Everyday supermarkets are forced to landfill tonnes of fresh food; food that is perfectly OK to eat but is surplus to requirements and cannot be sold before it goes past its sell by date. At the same time 4 million people in the UK cannot afford a healthy diet.

Putting two and two together FareShare was set up in the early nineties. Run largely by volunteers it collects this surplus food and delivers it to a range of community initiatives from homeless shelters to breakfast clubs at inner city schools. However the impact that this has goes far beyond simply providing good quality free food. Before FareShare will start regularly delivering food, each organisation must identify projects that it will undertake with the surplus cash saved from buying food in the first place. In this way FareShare indirectly funds thousands of charitable projects within the communities that it operates.

When I met last week with the FareShare London I was struck by how professional the whole thing seemed - remarkable considering how much of the work is carried out by volunteers, a charity bursting with new projects and ideas. This year FareShare London are planning to get involved further with the local community organisations they deliver food to and it is to a project along these lines that OPS are supporting.

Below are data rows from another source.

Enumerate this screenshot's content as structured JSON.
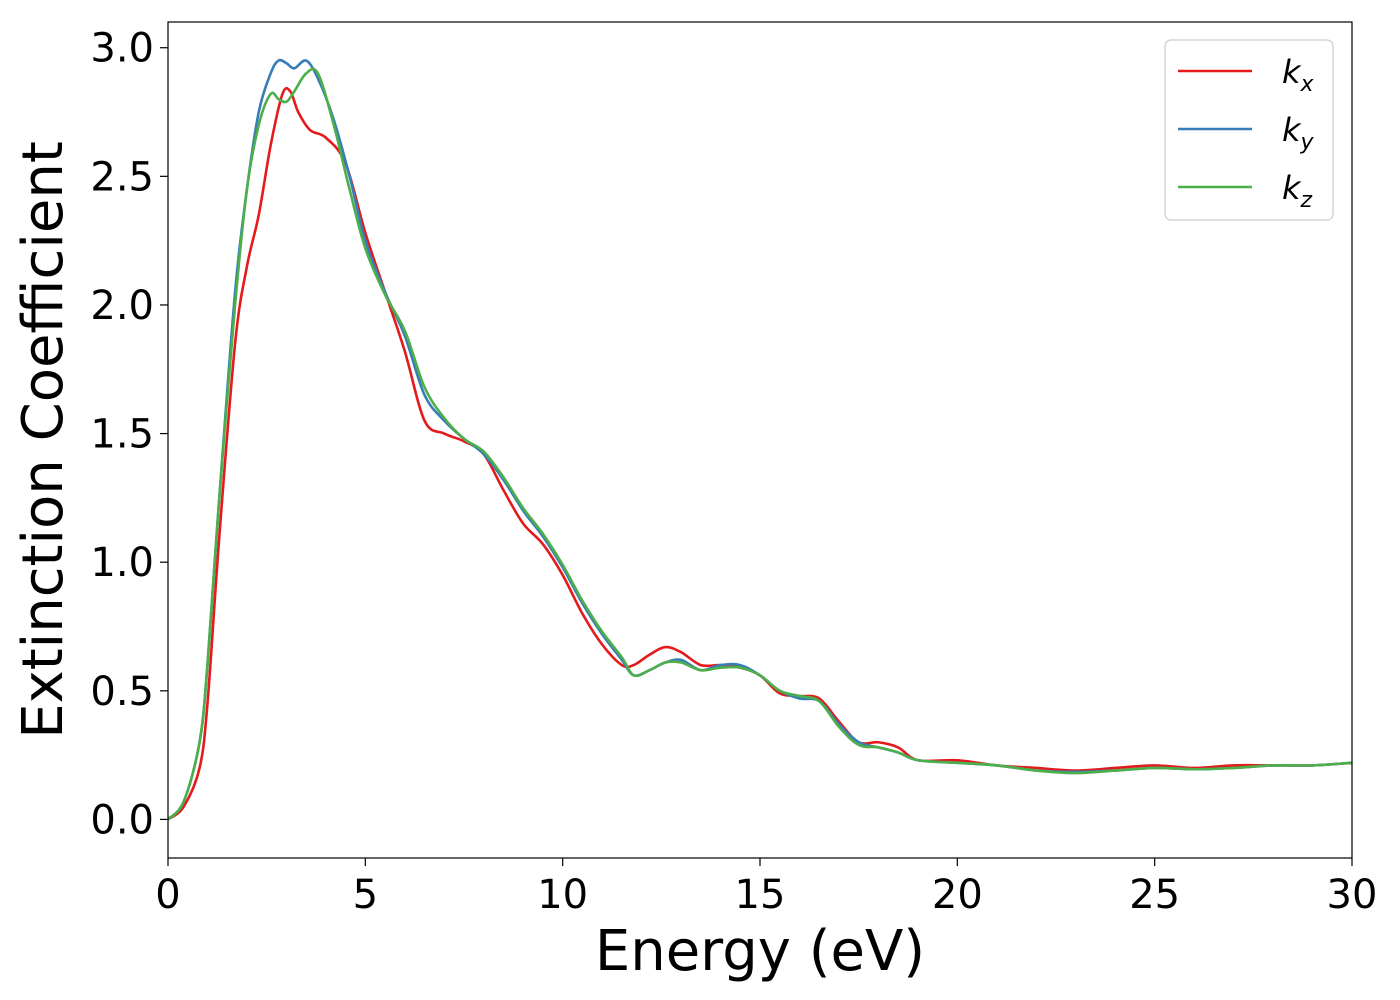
{
  "chart_data": {
    "type": "line",
    "xlabel": "Energy (eV)",
    "ylabel": "Extinction Coefficient",
    "xlim": [
      0,
      30
    ],
    "ylim": [
      -0.15,
      3.1
    ],
    "xticks": [
      "0",
      "5",
      "10",
      "15",
      "20",
      "25",
      "30"
    ],
    "yticks": [
      "0.0",
      "0.5",
      "1.0",
      "1.5",
      "2.0",
      "2.5",
      "3.0"
    ],
    "grid": false,
    "legend_position": "top-right",
    "series": [
      {
        "name": "k",
        "subscript": "x",
        "color": "#e41a1c",
        "x": [
          0,
          0.4,
          0.8,
          1.0,
          1.3,
          1.7,
          2.0,
          2.3,
          2.6,
          2.9,
          3.1,
          3.3,
          3.6,
          4.0,
          4.5,
          5.0,
          5.5,
          6.0,
          6.5,
          7.0,
          7.5,
          8.0,
          8.5,
          9.0,
          9.5,
          10.0,
          10.5,
          11.0,
          11.5,
          11.8,
          12.2,
          12.6,
          13.0,
          13.5,
          14.0,
          14.5,
          15.0,
          15.5,
          16.0,
          16.5,
          17.0,
          17.5,
          18.0,
          18.5,
          19.0,
          20.0,
          21.0,
          22.0,
          23.0,
          24.0,
          25.0,
          26.0,
          27.0,
          28.0,
          29.0,
          30.0
        ],
        "y": [
          0.0,
          0.05,
          0.2,
          0.45,
          1.1,
          1.85,
          2.15,
          2.35,
          2.62,
          2.82,
          2.83,
          2.75,
          2.68,
          2.65,
          2.55,
          2.28,
          2.05,
          1.82,
          1.55,
          1.5,
          1.47,
          1.42,
          1.28,
          1.15,
          1.07,
          0.95,
          0.8,
          0.68,
          0.6,
          0.6,
          0.64,
          0.67,
          0.65,
          0.6,
          0.6,
          0.59,
          0.56,
          0.49,
          0.48,
          0.47,
          0.38,
          0.3,
          0.3,
          0.28,
          0.23,
          0.23,
          0.21,
          0.2,
          0.19,
          0.2,
          0.21,
          0.2,
          0.21,
          0.21,
          0.21,
          0.22
        ]
      },
      {
        "name": "k",
        "subscript": "y",
        "color": "#377eb8",
        "x": [
          0,
          0.4,
          0.8,
          1.0,
          1.3,
          1.7,
          2.0,
          2.3,
          2.6,
          2.8,
          3.0,
          3.2,
          3.5,
          3.8,
          4.2,
          4.6,
          5.0,
          5.5,
          6.0,
          6.5,
          7.0,
          7.5,
          8.0,
          8.5,
          9.0,
          9.5,
          10.0,
          10.5,
          11.0,
          11.5,
          11.8,
          12.2,
          12.6,
          13.0,
          13.5,
          14.0,
          14.5,
          15.0,
          15.5,
          16.0,
          16.5,
          17.0,
          17.5,
          18.0,
          18.5,
          19.0,
          20.0,
          21.0,
          22.0,
          23.0,
          24.0,
          25.0,
          26.0,
          27.0,
          28.0,
          29.0,
          30.0
        ],
        "y": [
          0.0,
          0.07,
          0.3,
          0.6,
          1.25,
          2.05,
          2.45,
          2.75,
          2.9,
          2.95,
          2.94,
          2.92,
          2.95,
          2.88,
          2.72,
          2.5,
          2.25,
          2.05,
          1.88,
          1.65,
          1.55,
          1.48,
          1.42,
          1.32,
          1.2,
          1.1,
          0.98,
          0.84,
          0.72,
          0.62,
          0.56,
          0.58,
          0.61,
          0.62,
          0.58,
          0.6,
          0.6,
          0.56,
          0.5,
          0.47,
          0.46,
          0.37,
          0.3,
          0.28,
          0.26,
          0.23,
          0.22,
          0.21,
          0.19,
          0.185,
          0.19,
          0.2,
          0.195,
          0.2,
          0.21,
          0.21,
          0.22
        ]
      },
      {
        "name": "k",
        "subscript": "z",
        "color": "#4daf4a",
        "x": [
          0,
          0.4,
          0.8,
          1.0,
          1.3,
          1.7,
          2.0,
          2.3,
          2.6,
          2.8,
          3.0,
          3.2,
          3.5,
          3.8,
          4.2,
          4.6,
          5.0,
          5.5,
          6.0,
          6.5,
          7.0,
          7.5,
          8.0,
          8.5,
          9.0,
          9.5,
          10.0,
          10.5,
          11.0,
          11.5,
          11.8,
          12.2,
          12.6,
          13.0,
          13.5,
          14.0,
          14.5,
          15.0,
          15.5,
          16.0,
          16.5,
          17.0,
          17.5,
          18.0,
          18.5,
          19.0,
          20.0,
          21.0,
          22.0,
          23.0,
          24.0,
          25.0,
          26.0,
          27.0,
          28.0,
          29.0,
          30.0
        ],
        "y": [
          0.0,
          0.07,
          0.3,
          0.6,
          1.25,
          2.0,
          2.45,
          2.7,
          2.82,
          2.8,
          2.79,
          2.83,
          2.9,
          2.9,
          2.7,
          2.45,
          2.22,
          2.04,
          1.9,
          1.68,
          1.56,
          1.48,
          1.43,
          1.33,
          1.21,
          1.11,
          0.99,
          0.85,
          0.73,
          0.63,
          0.56,
          0.58,
          0.61,
          0.61,
          0.58,
          0.59,
          0.59,
          0.56,
          0.5,
          0.48,
          0.46,
          0.36,
          0.29,
          0.28,
          0.26,
          0.23,
          0.22,
          0.21,
          0.19,
          0.18,
          0.19,
          0.2,
          0.195,
          0.2,
          0.21,
          0.21,
          0.22
        ]
      }
    ]
  }
}
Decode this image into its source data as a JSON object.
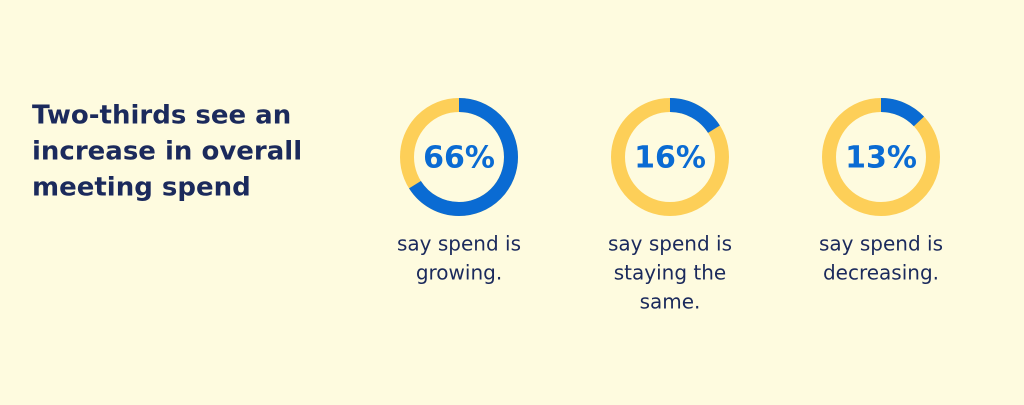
{
  "title_lines": [
    "Two-thirds see an",
    "increase in overall",
    "meeting spend"
  ],
  "chart_data": [
    {
      "type": "donut",
      "values": [
        66
      ],
      "value_labels": [
        "66%"
      ],
      "ylim": [
        0,
        100
      ],
      "color": "#0a6bd3",
      "track_color": "#fdcf58",
      "caption": [
        "say spend is",
        "growing."
      ]
    },
    {
      "type": "donut",
      "values": [
        16
      ],
      "value_labels": [
        "16%"
      ],
      "ylim": [
        0,
        100
      ],
      "color": "#0a6bd3",
      "track_color": "#fdcf58",
      "caption": [
        "say spend is",
        "staying the",
        "same."
      ]
    },
    {
      "type": "donut",
      "values": [
        13
      ],
      "value_labels": [
        "13%"
      ],
      "ylim": [
        0,
        100
      ],
      "color": "#0a6bd3",
      "track_color": "#fdcf58",
      "caption": [
        "say spend is",
        "decreasing."
      ]
    }
  ]
}
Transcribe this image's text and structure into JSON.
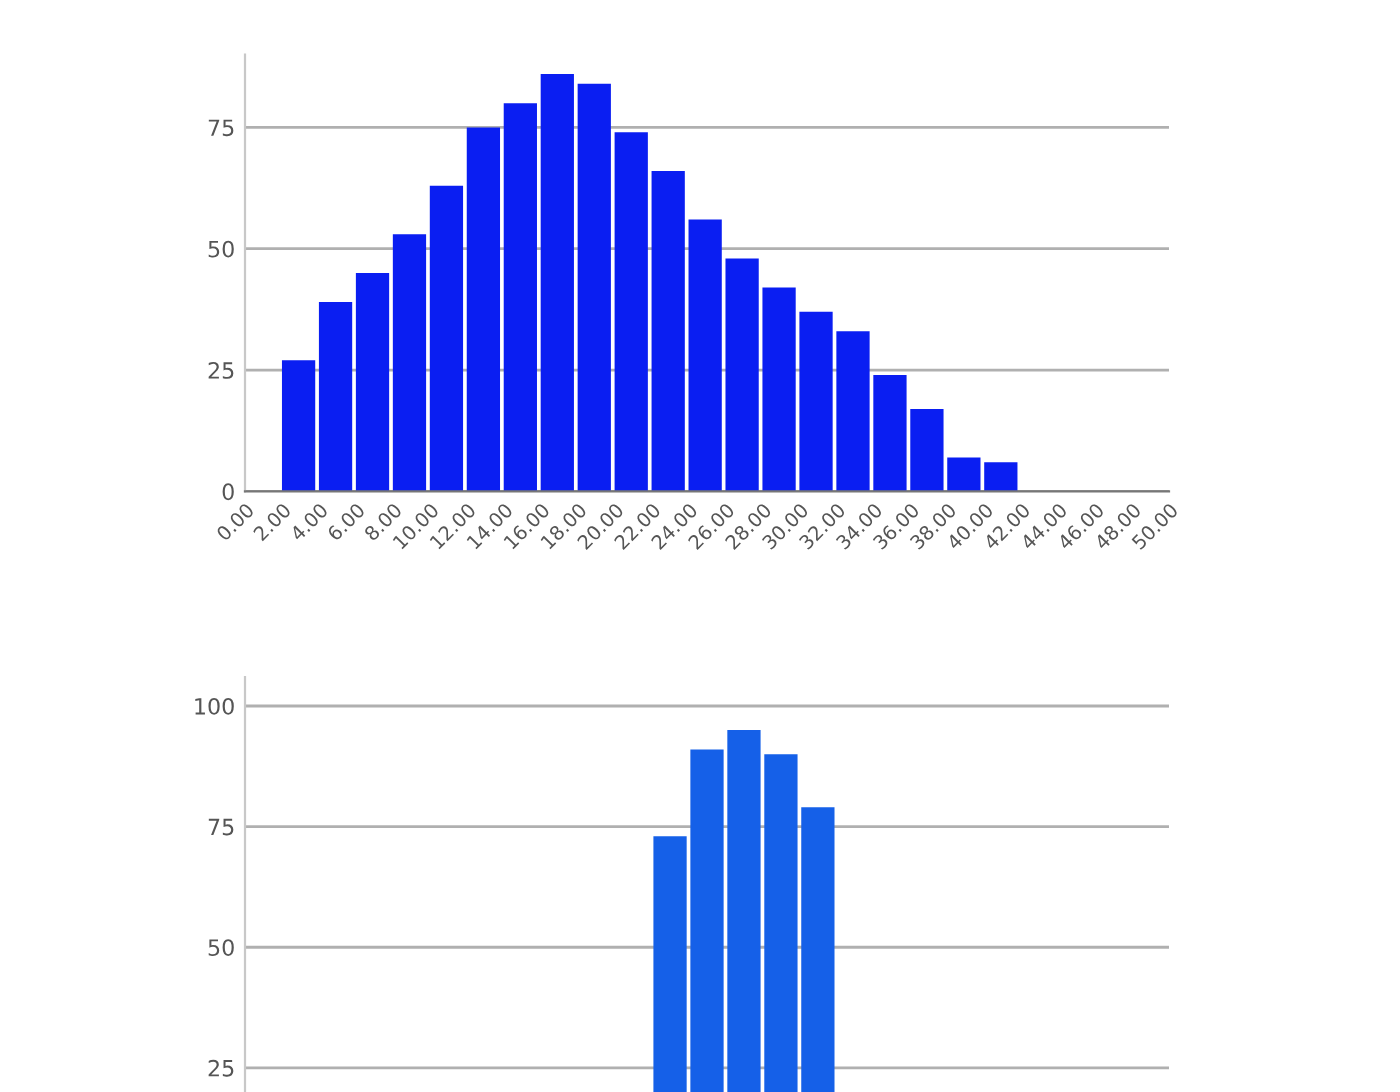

They are planning to hold several training events aimed at educating disadvantaged people from the local community. The event will provide training in cooking, preparing and shopping for healthy food, whilst on a low budget, particularly useful for those people who are moving from hostel into their own accommodation. Another project will allow disadvantaged people to volunteer at FareShare, in return receiving free training in areas such as health and hygiene and food handling, and a credible reference; the first steps in breaking out of a cycle of long term unemployment.